Also planning for more affordable housing
By Katherine Nettles
The Mt. Crested Butte Town Council has set out to look at short-term rentals in 2019, and to consider what is working well with the town of Crested Butte and other Colorado towns as a basis for its own possible routes to regulate and limit such rentals.
The council hosted Crested Butte Community Development director Michael Yerman for a work session on April 2 to discuss what it might look like to regulate short-term rentals and possibly create a revenue stream for affordable housing in the process. Yerman shared lessons learned from his experience with Crested Butte, including parking, trash management, licensing, noise and nuisance complaints and inspections.
“We have a slightly different scenario than the town of Crested Butte,” noted council member Roman Kolodziej at the outset of the process in January.
The town of Mt. Crested Butte has approximately 850 short-term rental units, while Crested Butte has around 200. Mt. Crested Butte currently has no program that allows the town to inspect these units. The issues the council wanted to address were centered on parking, licensing, inspections, and tracking software to aid in all the other aspects.

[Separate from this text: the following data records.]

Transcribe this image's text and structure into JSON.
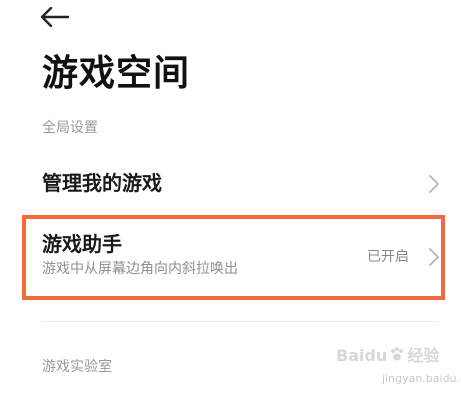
{
  "header": {
    "back_icon": "arrow-left-icon",
    "title": "游戏空间"
  },
  "sections": {
    "global_settings_label": "全局设置",
    "lab_label": "游戏实验室"
  },
  "rows": {
    "manage_games": {
      "title": "管理我的游戏",
      "icon": "chevron-right-icon"
    },
    "game_assistant": {
      "title": "游戏助手",
      "subtitle": "游戏中从屏幕边角向内斜拉唤出",
      "status": "已开启",
      "icon": "chevron-right-icon"
    }
  },
  "annotation": {
    "highlight_color": "#f26a3d"
  },
  "watermark": {
    "brand_text": "Baidu",
    "brand_suffix": "经验",
    "url": "jingyan.baidu.com"
  },
  "colors": {
    "title": "#111111",
    "secondary_text": "#9a9a9a",
    "chevron": "#b5b5b5"
  }
}
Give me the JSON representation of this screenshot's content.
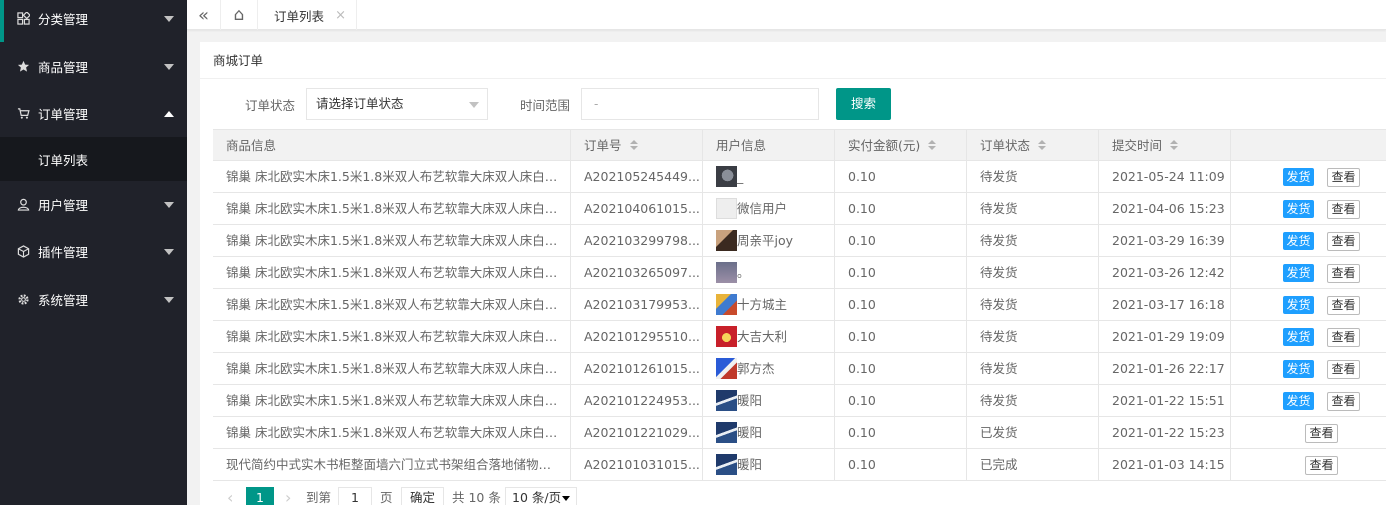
{
  "sidebar": {
    "items": [
      {
        "label": "分类管理",
        "icon": "grid-icon"
      },
      {
        "label": "商品管理",
        "icon": "star-icon"
      },
      {
        "label": "订单管理",
        "icon": "cart-icon"
      },
      {
        "label": "用户管理",
        "icon": "user-icon"
      },
      {
        "label": "插件管理",
        "icon": "cube-icon"
      },
      {
        "label": "系统管理",
        "icon": "gear-icon"
      }
    ],
    "sub_item": "订单列表"
  },
  "tabs": {
    "collapse_icon": "«",
    "home_icon": "⌂",
    "active_label": "订单列表",
    "close_icon": "×"
  },
  "card": {
    "title": "商城订单"
  },
  "filters": {
    "status_label": "订单状态",
    "status_value": "请选择订单状态",
    "range_label": "时间范围",
    "range_placeholder": "-",
    "search_label": "搜索"
  },
  "table": {
    "headers": [
      "商品信息",
      "订单号",
      "用户信息",
      "实付金额(元)",
      "订单状态",
      "提交时间"
    ],
    "ship_label": "发货",
    "view_label": "查看",
    "rows": [
      {
        "product": "锦巢 床北欧实木床1.5米1.8米双人布艺软靠大床双人床白蜡木家具",
        "order": "A202105245449...",
        "user": "_",
        "amount": "0.10",
        "status": "待发货",
        "time": "2021-05-24 11:09",
        "ship": true
      },
      {
        "product": "锦巢 床北欧实木床1.5米1.8米双人布艺软靠大床双人床白蜡木家具",
        "order": "A202104061015...",
        "user": "微信用户",
        "amount": "0.10",
        "status": "待发货",
        "time": "2021-04-06 15:23",
        "ship": true
      },
      {
        "product": "锦巢 床北欧实木床1.5米1.8米双人布艺软靠大床双人床白蜡木家具",
        "order": "A202103299798...",
        "user": "周亲平joy",
        "amount": "0.10",
        "status": "待发货",
        "time": "2021-03-29 16:39",
        "ship": true
      },
      {
        "product": "锦巢 床北欧实木床1.5米1.8米双人布艺软靠大床双人床白蜡木家具",
        "order": "A202103265097...",
        "user": "。",
        "amount": "0.10",
        "status": "待发货",
        "time": "2021-03-26 12:42",
        "ship": true
      },
      {
        "product": "锦巢 床北欧实木床1.5米1.8米双人布艺软靠大床双人床白蜡木家具",
        "order": "A202103179953...",
        "user": "十方城主",
        "amount": "0.10",
        "status": "待发货",
        "time": "2021-03-17 16:18",
        "ship": true
      },
      {
        "product": "锦巢 床北欧实木床1.5米1.8米双人布艺软靠大床双人床白蜡木家具",
        "order": "A202101295510...",
        "user": "大吉大利",
        "amount": "0.10",
        "status": "待发货",
        "time": "2021-01-29 19:09",
        "ship": true
      },
      {
        "product": "锦巢 床北欧实木床1.5米1.8米双人布艺软靠大床双人床白蜡木家具",
        "order": "A202101261015...",
        "user": "郭方杰",
        "amount": "0.10",
        "status": "待发货",
        "time": "2021-01-26 22:17",
        "ship": true
      },
      {
        "product": "锦巢 床北欧实木床1.5米1.8米双人布艺软靠大床双人床白蜡木家具",
        "order": "A202101224953...",
        "user": "暖阳",
        "amount": "0.10",
        "status": "待发货",
        "time": "2021-01-22 15:51",
        "ship": true
      },
      {
        "product": "锦巢 床北欧实木床1.5米1.8米双人布艺软靠大床双人床白蜡木家具",
        "order": "A202101221029...",
        "user": "暖阳",
        "amount": "0.10",
        "status": "已发货",
        "time": "2021-01-22 15:23",
        "ship": false
      },
      {
        "product": "现代简约中式实木书柜整面墙六门立式书架组合落地储物柜家具",
        "order": "A202101031015...",
        "user": "暖阳",
        "amount": "0.10",
        "status": "已完成",
        "time": "2021-01-03 14:15",
        "ship": false
      }
    ]
  },
  "pager": {
    "prev": "‹",
    "current": "1",
    "next": "›",
    "goto_label": "到第",
    "goto_value": "1",
    "page_label": "页",
    "confirm": "确定",
    "total": "共 10 条",
    "page_size": "10 条/页"
  },
  "colors": {
    "sidebar_bg": "#20222a",
    "accent": "#009688",
    "ship_blue": "#1e9fff"
  }
}
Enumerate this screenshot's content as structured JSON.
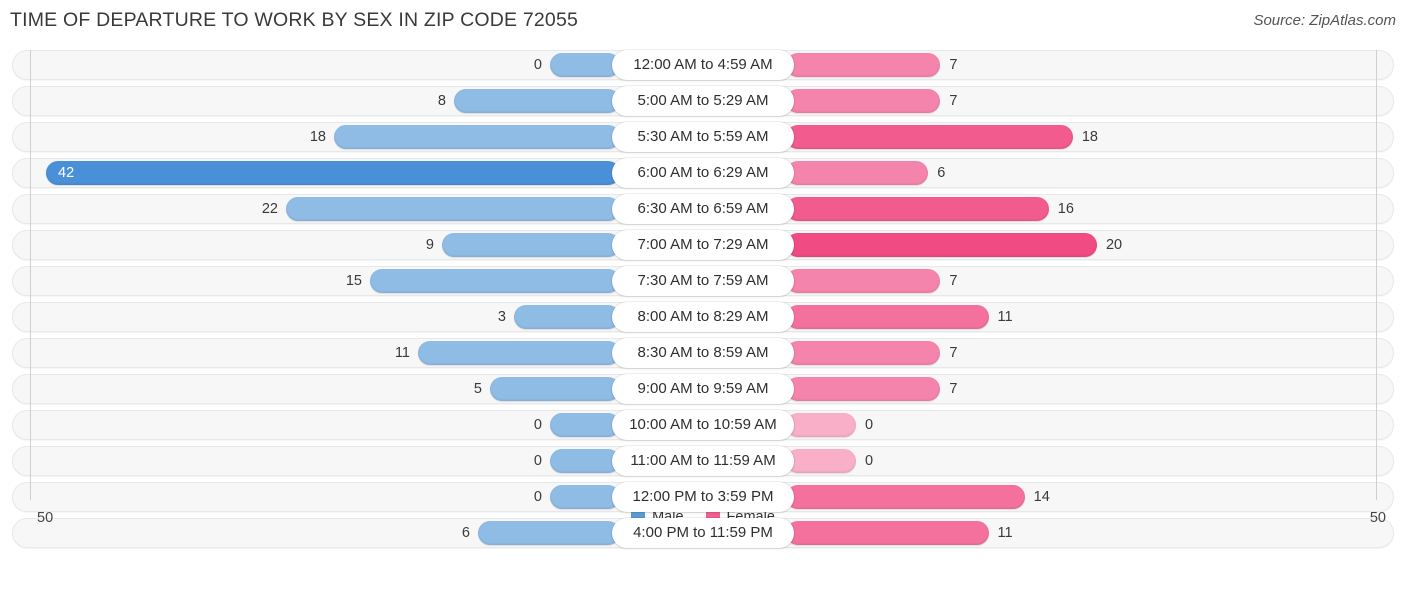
{
  "header": {
    "title": "TIME OF DEPARTURE TO WORK BY SEX IN ZIP CODE 72055",
    "source": "Source: ZipAtlas.com"
  },
  "legend": {
    "male_label": "Male",
    "female_label": "Female",
    "male_color": "#5B9BD5",
    "female_color": "#F0608E"
  },
  "axis": {
    "left_tick": "50",
    "right_tick": "50",
    "max": 50
  },
  "chart_data": {
    "type": "bar",
    "orientation": "horizontal-diverging",
    "title": "TIME OF DEPARTURE TO WORK BY SEX IN ZIP CODE 72055",
    "xlabel": "",
    "ylabel": "",
    "xlim": [
      50,
      50
    ],
    "grid": false,
    "legend_position": "bottom-center",
    "categories": [
      "12:00 AM to 4:59 AM",
      "5:00 AM to 5:29 AM",
      "5:30 AM to 5:59 AM",
      "6:00 AM to 6:29 AM",
      "6:30 AM to 6:59 AM",
      "7:00 AM to 7:29 AM",
      "7:30 AM to 7:59 AM",
      "8:00 AM to 8:29 AM",
      "8:30 AM to 8:59 AM",
      "9:00 AM to 9:59 AM",
      "10:00 AM to 10:59 AM",
      "11:00 AM to 11:59 AM",
      "12:00 PM to 3:59 PM",
      "4:00 PM to 11:59 PM"
    ],
    "series": [
      {
        "name": "Male",
        "color": "#5B9BD5",
        "values": [
          0,
          8,
          18,
          42,
          22,
          9,
          15,
          3,
          11,
          5,
          0,
          0,
          0,
          6
        ]
      },
      {
        "name": "Female",
        "color": "#F0608E",
        "values": [
          7,
          7,
          18,
          6,
          16,
          20,
          7,
          11,
          7,
          7,
          0,
          0,
          14,
          11
        ]
      }
    ]
  }
}
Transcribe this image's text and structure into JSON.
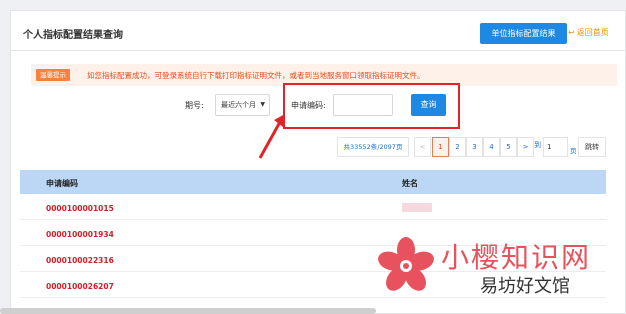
{
  "header": {
    "title": "个人指标配置结果查询",
    "config_button": "单位指标配置结果",
    "back_link": "返回首页"
  },
  "notice": {
    "tag": "温馨提示",
    "text": "如您指标配置成功，可登录系统自行下载打印指标证明文件，或者到当地服务窗口领取指标证明文件。"
  },
  "search": {
    "period_label": "期号:",
    "period_value": "最近六个月",
    "code_label": "申请编码:",
    "code_value": "",
    "search_button": "查询"
  },
  "pager": {
    "info": "共33552条/2097页",
    "prev": "<",
    "pages": [
      "1",
      "2",
      "3",
      "4",
      "5"
    ],
    "current_page": 1,
    "next": ">",
    "goto_prefix": "到",
    "goto_value": "1",
    "unit": "页",
    "jump_button": "跳转"
  },
  "table": {
    "columns": [
      "申请编码",
      "姓名"
    ],
    "rows": [
      {
        "code": "0000100001015",
        "name_redacted": true
      },
      {
        "code": "0000100001934",
        "name_redacted": true
      },
      {
        "code": "0000100022316",
        "name_redacted": true
      },
      {
        "code": "0000100026207",
        "name_redacted": true
      }
    ]
  },
  "watermark": {
    "line1": "小樱知识网",
    "line2": "易坊好文馆"
  },
  "colors": {
    "primary": "#1e88e5",
    "accent_orange": "#f28c00",
    "notice_red": "#e84c1c",
    "code_red": "#d0202a",
    "highlight_box": "#e0252a",
    "table_header": "#bcd7f5"
  }
}
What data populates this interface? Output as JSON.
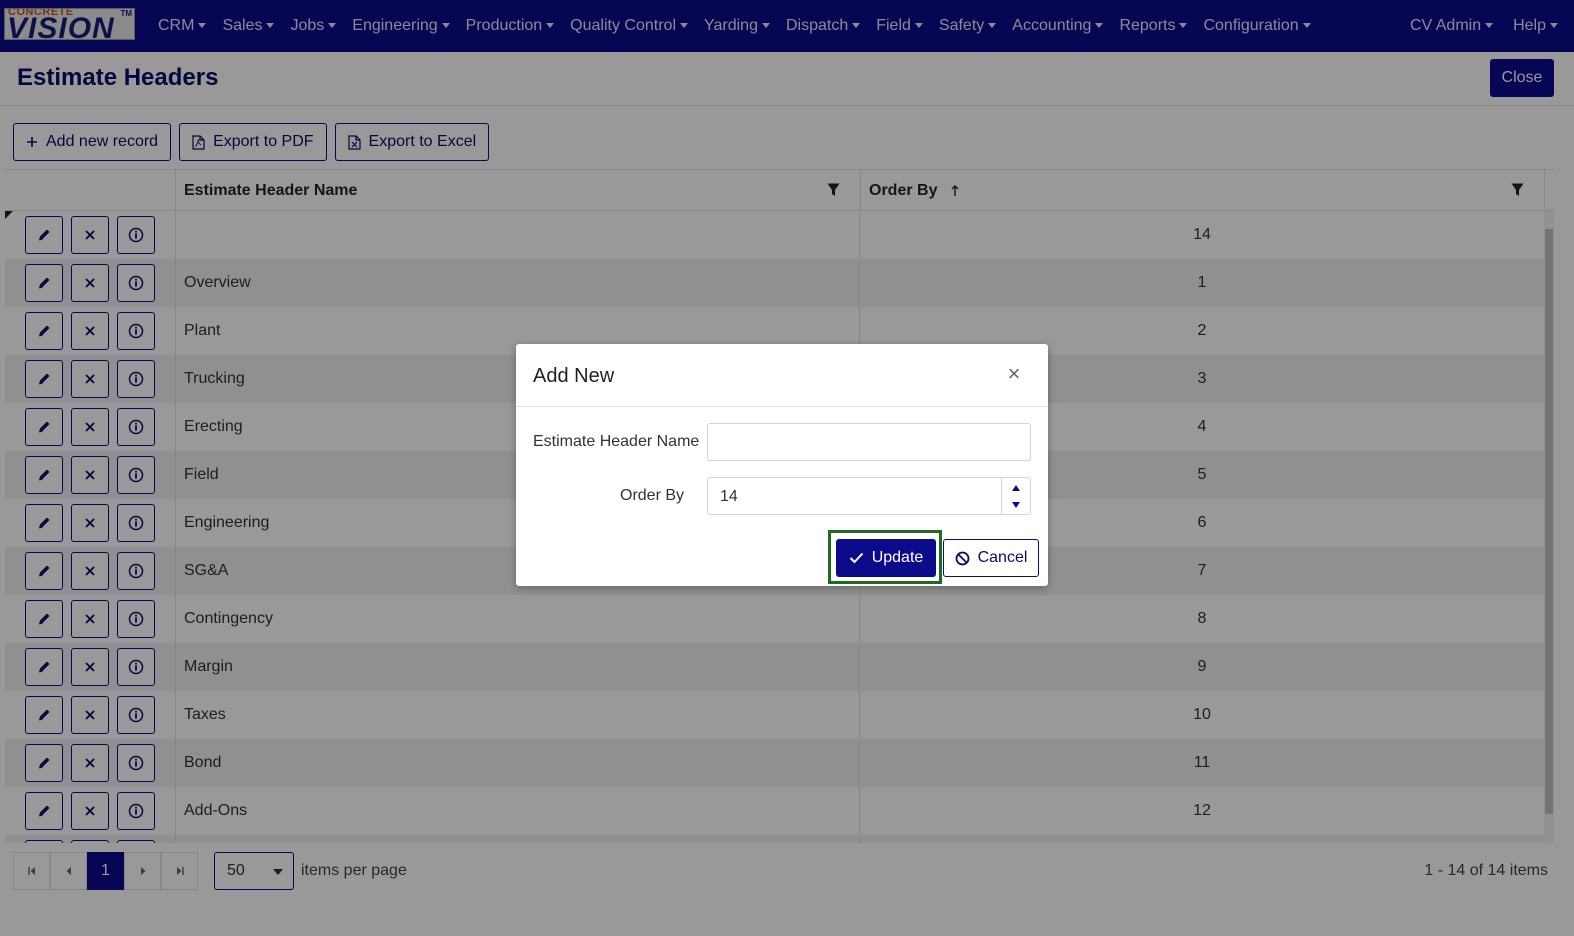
{
  "app": {
    "logo_small_text": "CONCRETE",
    "logo_text": "VISION",
    "logo_tm": "TM",
    "brand_color": "#0b0b8c"
  },
  "nav": {
    "items": [
      {
        "label": "CRM"
      },
      {
        "label": "Sales"
      },
      {
        "label": "Jobs"
      },
      {
        "label": "Engineering"
      },
      {
        "label": "Production"
      },
      {
        "label": "Quality Control"
      },
      {
        "label": "Yarding"
      },
      {
        "label": "Dispatch"
      },
      {
        "label": "Field"
      },
      {
        "label": "Safety"
      },
      {
        "label": "Accounting"
      },
      {
        "label": "Reports"
      },
      {
        "label": "Configuration"
      }
    ],
    "right_items": [
      {
        "label": "CV Admin"
      },
      {
        "label": "Help"
      }
    ]
  },
  "page": {
    "title": "Estimate Headers",
    "close_label": "Close"
  },
  "toolbar": {
    "add_label": "Add new record",
    "pdf_label": "Export to PDF",
    "excel_label": "Export to Excel"
  },
  "grid": {
    "columns": {
      "name": "Estimate Header Name",
      "order": "Order By"
    },
    "sort_indicator": "ascending",
    "rows": [
      {
        "name": "",
        "order": "14"
      },
      {
        "name": "Overview",
        "order": "1"
      },
      {
        "name": "Plant",
        "order": "2"
      },
      {
        "name": "Trucking",
        "order": "3"
      },
      {
        "name": "Erecting",
        "order": "4"
      },
      {
        "name": "Field",
        "order": "5"
      },
      {
        "name": "Engineering",
        "order": "6"
      },
      {
        "name": "SG&A",
        "order": "7"
      },
      {
        "name": "Contingency",
        "order": "8"
      },
      {
        "name": "Margin",
        "order": "9"
      },
      {
        "name": "Taxes",
        "order": "10"
      },
      {
        "name": "Bond",
        "order": "11"
      },
      {
        "name": "Add-Ons",
        "order": "12"
      },
      {
        "name": "",
        "order": ""
      }
    ]
  },
  "pager": {
    "current_page": "1",
    "page_size": "50",
    "items_per_page_label": "items per page",
    "info": "1 - 14 of 14 items"
  },
  "modal": {
    "title": "Add New",
    "fields": {
      "name_label": "Estimate Header Name",
      "name_value": "",
      "order_label": "Order By",
      "order_value": "14"
    },
    "update_label": "Update",
    "cancel_label": "Cancel",
    "focus_outline_color": "#1e6b23"
  }
}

Yerman suggested implementing a dedicated phone line for short-term rental issues, and requiring that property owners have a local point of contact who can respond within 15 minutes should a need arise. Yerman recommended the town establish a percentage limit, such as the 30 percent cap as in Crested Butte, and said that Crested Butte does not allow licenses to transfer with a sale for a property.
Yerman discussed that managing the short-term rental market in Mt. Crested Butte would be more expensive, considering the volume difference.
“You guys have a lot more [short-term rentals] so you might need another inspector,” he said.
Yerman said the market has changed quickly and continues to do so.
“In the last five years, short-term rentals are a completely new thing for the economy. We see a lot of influence from Denver and Boulder. People see it as an investment property, where they want to visit a couple weeks in the winter, a couple weeks in the summer, and see that the short-term rentals can help pay off the mortgage,” said Yerman.
He said an excise tax on those properties has been good for the town, and it doesn’t apply to any commercial property, such as inns or hotels.
Another aspect of the work session was a discussion of affordable housing, also a priority for the Mt. Crested Butte council in 2019. In consideration of a possible deed restriction purchase program, Yerman described a long-term rental incentivizing program in Vail that Crested Butte is considering.
“Vail has had great success with purchasing a deed restriction. It has to be either owner-occupied or long-term [rented], and they have acquired almost 200,” he said. This has been helpful for condo owners who sometimes get hit with HOA assessments they cannot afford.
“So that’s a great time to pay them for the deed restriction and then people can stay in their homes,” he said. On June 17, a speaker from Vail will give a presentation to the Crested Butte Town Council from 5 to 7 p.m. on how the program works in that valley. The Mt. Crested Butte council will hold a work session April 16 to discuss affordable housing more.